Representation of CV-sounds in cat primary auditory cortex: intensity dependence

Abstract

The level-dependent representation of simple speech sounds in cat primary auditory cortex (AI) is explored in naive cats and in animals that have been exposed to these sounds in behavioral detection and discrimination tasks. Population analyses of multiple unit responses in the form of post-stimulus time histograms (PSTHs), neurograms, and spatial distribution were made for synthetic consonant–vowel sounds across AI. The temporal profile of cortical responses was robust across neurons, characterized by brief phasic responses at the onset of consonantal burst and voicing. The spectral profile of the sounds, i.e., the formant structure, was only weakly expressed in the response magnitude across characteristic frequency. The spatial response distribution across AI was discontinuous, and consisted of several patches of activation. Intensity-dependence in the spatial activity distribution was more strongly expressed than in population PSTHs and neurograms. Differences attributable to behavioral training were observed for rate-encoding and temporal encoding of speech sounds.

Introduction

In the analysis of neural representations of speech-like sounds and animal vocalizations, the spectral and temporal domains of the acoustic signal have emerged as the basic stimulus features represented at various stages of the auditory nervous system. Spectral and temporal characteristics of vowel sounds are also manifest in the firing rate and temporal response pattern of cat auditory nerve fibers (e.g., Delgutte and Kiang, 1984; Sachs and Young, 1979; Sinex and Geisler, 1983), cochlear nucleus neurons of cats (e.g., Blackburn and Sachs, 1990; Wang and Sachs, 1994) and in the inferior colliculus (Chen et al., 1996). In the primary auditory cortex (AI) in marmoset monkeys, spectro-temporal characteristics of species-specific vocalizations are integrated temporally and spectrally and represented by the synchronization of neural activity from spatially dispersed cortical cell assemblies (Wang et al., 1995; Nagarajan et al., 2002).

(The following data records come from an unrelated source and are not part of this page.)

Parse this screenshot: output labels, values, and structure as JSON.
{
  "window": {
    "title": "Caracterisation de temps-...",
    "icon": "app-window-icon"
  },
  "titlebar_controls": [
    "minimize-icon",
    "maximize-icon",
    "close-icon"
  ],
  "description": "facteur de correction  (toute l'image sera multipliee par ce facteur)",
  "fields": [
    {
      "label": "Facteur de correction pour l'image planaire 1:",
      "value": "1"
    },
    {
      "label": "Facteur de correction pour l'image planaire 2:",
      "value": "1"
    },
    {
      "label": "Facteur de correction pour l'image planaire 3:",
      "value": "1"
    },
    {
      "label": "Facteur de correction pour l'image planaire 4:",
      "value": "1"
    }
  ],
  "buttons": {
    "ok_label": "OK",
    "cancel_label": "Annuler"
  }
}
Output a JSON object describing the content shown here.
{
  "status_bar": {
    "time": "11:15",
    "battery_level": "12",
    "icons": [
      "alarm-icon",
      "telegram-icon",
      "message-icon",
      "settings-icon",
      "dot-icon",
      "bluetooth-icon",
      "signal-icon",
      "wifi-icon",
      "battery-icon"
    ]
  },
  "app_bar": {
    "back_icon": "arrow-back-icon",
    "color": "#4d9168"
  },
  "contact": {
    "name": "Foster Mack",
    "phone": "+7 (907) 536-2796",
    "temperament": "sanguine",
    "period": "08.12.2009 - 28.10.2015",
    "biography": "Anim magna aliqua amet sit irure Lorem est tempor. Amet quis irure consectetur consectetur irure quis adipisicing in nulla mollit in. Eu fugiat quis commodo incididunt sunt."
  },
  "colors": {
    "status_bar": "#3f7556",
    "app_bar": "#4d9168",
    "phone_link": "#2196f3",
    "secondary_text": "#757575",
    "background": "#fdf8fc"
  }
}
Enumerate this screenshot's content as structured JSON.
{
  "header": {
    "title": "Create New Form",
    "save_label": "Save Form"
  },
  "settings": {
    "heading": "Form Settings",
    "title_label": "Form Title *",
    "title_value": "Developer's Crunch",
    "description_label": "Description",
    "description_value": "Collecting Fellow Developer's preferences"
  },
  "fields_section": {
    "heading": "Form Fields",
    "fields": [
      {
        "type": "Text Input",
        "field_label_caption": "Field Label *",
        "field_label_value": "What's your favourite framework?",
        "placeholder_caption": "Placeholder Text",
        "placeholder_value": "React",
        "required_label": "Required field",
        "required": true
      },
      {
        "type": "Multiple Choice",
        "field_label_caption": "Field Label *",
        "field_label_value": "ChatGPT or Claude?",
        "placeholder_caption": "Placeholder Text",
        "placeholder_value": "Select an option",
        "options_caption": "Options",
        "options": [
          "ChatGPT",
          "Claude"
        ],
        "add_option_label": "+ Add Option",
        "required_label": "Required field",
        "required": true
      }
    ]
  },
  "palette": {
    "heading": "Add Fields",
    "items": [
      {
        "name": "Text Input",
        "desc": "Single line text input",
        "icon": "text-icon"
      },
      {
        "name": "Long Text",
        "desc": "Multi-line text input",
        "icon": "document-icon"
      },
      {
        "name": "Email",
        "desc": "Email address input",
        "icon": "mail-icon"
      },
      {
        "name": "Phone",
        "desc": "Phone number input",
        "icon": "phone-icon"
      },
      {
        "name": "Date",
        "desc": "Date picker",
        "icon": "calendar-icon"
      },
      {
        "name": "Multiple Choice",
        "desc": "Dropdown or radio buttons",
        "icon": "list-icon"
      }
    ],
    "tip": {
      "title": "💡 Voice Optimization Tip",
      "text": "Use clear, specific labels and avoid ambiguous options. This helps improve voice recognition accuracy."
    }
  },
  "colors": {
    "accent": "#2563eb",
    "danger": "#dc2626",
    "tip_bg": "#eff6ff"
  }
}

In the study of communication calls, the issue of behavioral relevance of the vocalization has been proposed as a factor in shaping neural representations of stimulus features at the cortex due to significant influences from auditory environment and experience (Merzenich et al., 1988, Merzenich et al., 1990; Wang, 2000; Wang and Kadia, 2001). A perceptual feature of speech syllables, voice-onset time (VOT), can be represented by time-locked activity of neurons in monkeys AI (Steinschneider et al., 1982, Steinschneider et al., 1990, Steinschneider et al., 1994, Steinschneider et al., 1992, 2000) and cats (Eggermont, 1995). In these experimental studies, however, animals were not trained or exposed to the speech stimuli to give these physiological responses behavioral salience. Thus, the findings from such studies reflect the ability of subsets of AI neurons to respond to changes in the acoustics of the speech stimuli without specific adaptation of the neural circuitry to the sounds. Addition of a behavioral component to physiological experiments examining the neural representations of speech stimuli provides behavioral salience of the sounds and may reveal specific adaptations to trained stimuli.

Therefore, the first objective in this study was to determine the distributed representation of speech syllables across many cells in AI; and second, to explore how behavioral training modifies the distributed and cumulative cortical representation of speech sounds.